HOW can I put it? Local lad makes good? Or rags to riches? Matters not. Johnny Connor was born in Edinburgh's Saughton Mains and today lives comfortably – nay, luxuriously – in Balerno's dizzy heights.
He has trousered a million or two on the way. Well, he's been a wheeler-dealer in business. Big business. And I'd need a centre-spread in the Financial Times to fill you in.
Can I just say that on leaving (under a dark cloud) St Anthony's Secondar
y Johnny joined the Merchant Navy in 1959 as a bell boy (a gofer) and worked his way up to Admiral of the Fleet.
Hold on. In reality he found a job at 22 as manager of a paper mill in Juniper Green and ten years later he owned it.
There was a bright idea he had about making envelopes from recycled waste paper, exercised at Inveresk, that brought him a fortune.
Then that lump of land he bought from British Steel at Gartcosh, where he created North British Newsprint. Enter Robert Maxwell and Rupert Murdoch.

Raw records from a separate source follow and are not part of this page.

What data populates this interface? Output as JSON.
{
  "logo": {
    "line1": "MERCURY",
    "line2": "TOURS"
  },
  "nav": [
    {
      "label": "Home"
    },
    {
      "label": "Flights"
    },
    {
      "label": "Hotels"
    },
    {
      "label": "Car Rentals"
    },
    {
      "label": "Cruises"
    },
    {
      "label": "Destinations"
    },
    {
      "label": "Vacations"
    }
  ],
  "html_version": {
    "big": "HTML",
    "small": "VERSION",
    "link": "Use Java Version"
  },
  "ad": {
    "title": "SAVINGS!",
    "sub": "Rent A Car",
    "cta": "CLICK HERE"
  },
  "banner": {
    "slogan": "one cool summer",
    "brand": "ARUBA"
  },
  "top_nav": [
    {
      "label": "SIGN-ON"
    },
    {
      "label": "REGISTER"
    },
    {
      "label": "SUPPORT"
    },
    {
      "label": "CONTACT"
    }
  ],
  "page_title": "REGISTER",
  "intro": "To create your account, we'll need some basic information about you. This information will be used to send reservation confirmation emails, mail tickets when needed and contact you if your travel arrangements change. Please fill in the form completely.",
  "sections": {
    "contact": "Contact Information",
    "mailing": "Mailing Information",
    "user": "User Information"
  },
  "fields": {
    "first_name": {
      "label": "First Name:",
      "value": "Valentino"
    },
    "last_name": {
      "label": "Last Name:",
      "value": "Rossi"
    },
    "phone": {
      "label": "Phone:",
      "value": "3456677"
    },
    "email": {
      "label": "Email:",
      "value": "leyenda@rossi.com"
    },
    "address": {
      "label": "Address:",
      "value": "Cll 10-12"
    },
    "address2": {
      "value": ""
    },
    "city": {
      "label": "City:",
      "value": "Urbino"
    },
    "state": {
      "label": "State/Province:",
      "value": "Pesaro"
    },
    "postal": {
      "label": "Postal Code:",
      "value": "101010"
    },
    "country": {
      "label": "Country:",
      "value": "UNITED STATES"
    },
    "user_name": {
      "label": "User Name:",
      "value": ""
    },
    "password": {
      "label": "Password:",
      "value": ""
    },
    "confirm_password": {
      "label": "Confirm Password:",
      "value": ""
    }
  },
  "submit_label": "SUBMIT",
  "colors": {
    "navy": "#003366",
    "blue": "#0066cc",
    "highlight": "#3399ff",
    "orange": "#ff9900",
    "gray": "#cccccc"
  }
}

Cut to today and Kilsyth where he's running a recycling concern, when he hardly needs to. "But I've mucked in all my life, from my milk round for the Edinburgh & Dumfriesshire Dairy, and at 65 I can't handle retirement.

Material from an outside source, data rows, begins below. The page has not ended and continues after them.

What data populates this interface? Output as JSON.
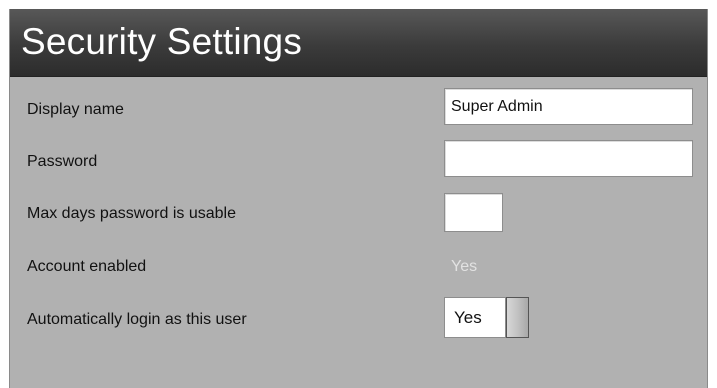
{
  "title": "Security Settings",
  "fields": {
    "display_name": {
      "label": "Display name",
      "value": "Super Admin"
    },
    "password": {
      "label": "Password",
      "value": ""
    },
    "max_days": {
      "label": "Max days password is usable",
      "value": ""
    },
    "account_enabled": {
      "label": "Account enabled",
      "value": "Yes"
    },
    "auto_login": {
      "label": "Automatically login as this user",
      "value": "Yes"
    }
  },
  "colors": {
    "panel_background": "#b1b1b1",
    "titlebar": "#3b3b3b",
    "disabled_text": "#e2e2e2"
  }
}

"For my 65th I took the family, 17 of us, to Dubai for a week and now, while I'm still 'at work' most days, still wheeling and dealing, I find more time to indulge my big passions – horses, rugby and golf."
He'd sunk £50k into Watsonians ("until the SRU took over and killed club rugby") and now sponsors Currie RFC (£30k).
"I've a horse in training in Cheshire called Johnny Delta, the first foal from two Derby winners. Just to have a horse run in the Derby – that's my big ambition.
"And I've got a mare, La Vechi Scola, I bought for £5000 at Musselburgh in June last year. She's since won nine races. Oh and she runs in Currie's colours, black and gold."
The streets appear to have been paved with gold for the one-time milk roundsman. Same might be said of Sir Sean, of course.
Afterwords . . . . . turn-off Tony Robinson seen on C4 the other night in a First World War bunker in Belgium. Couldn't they have sealed it up and left him there?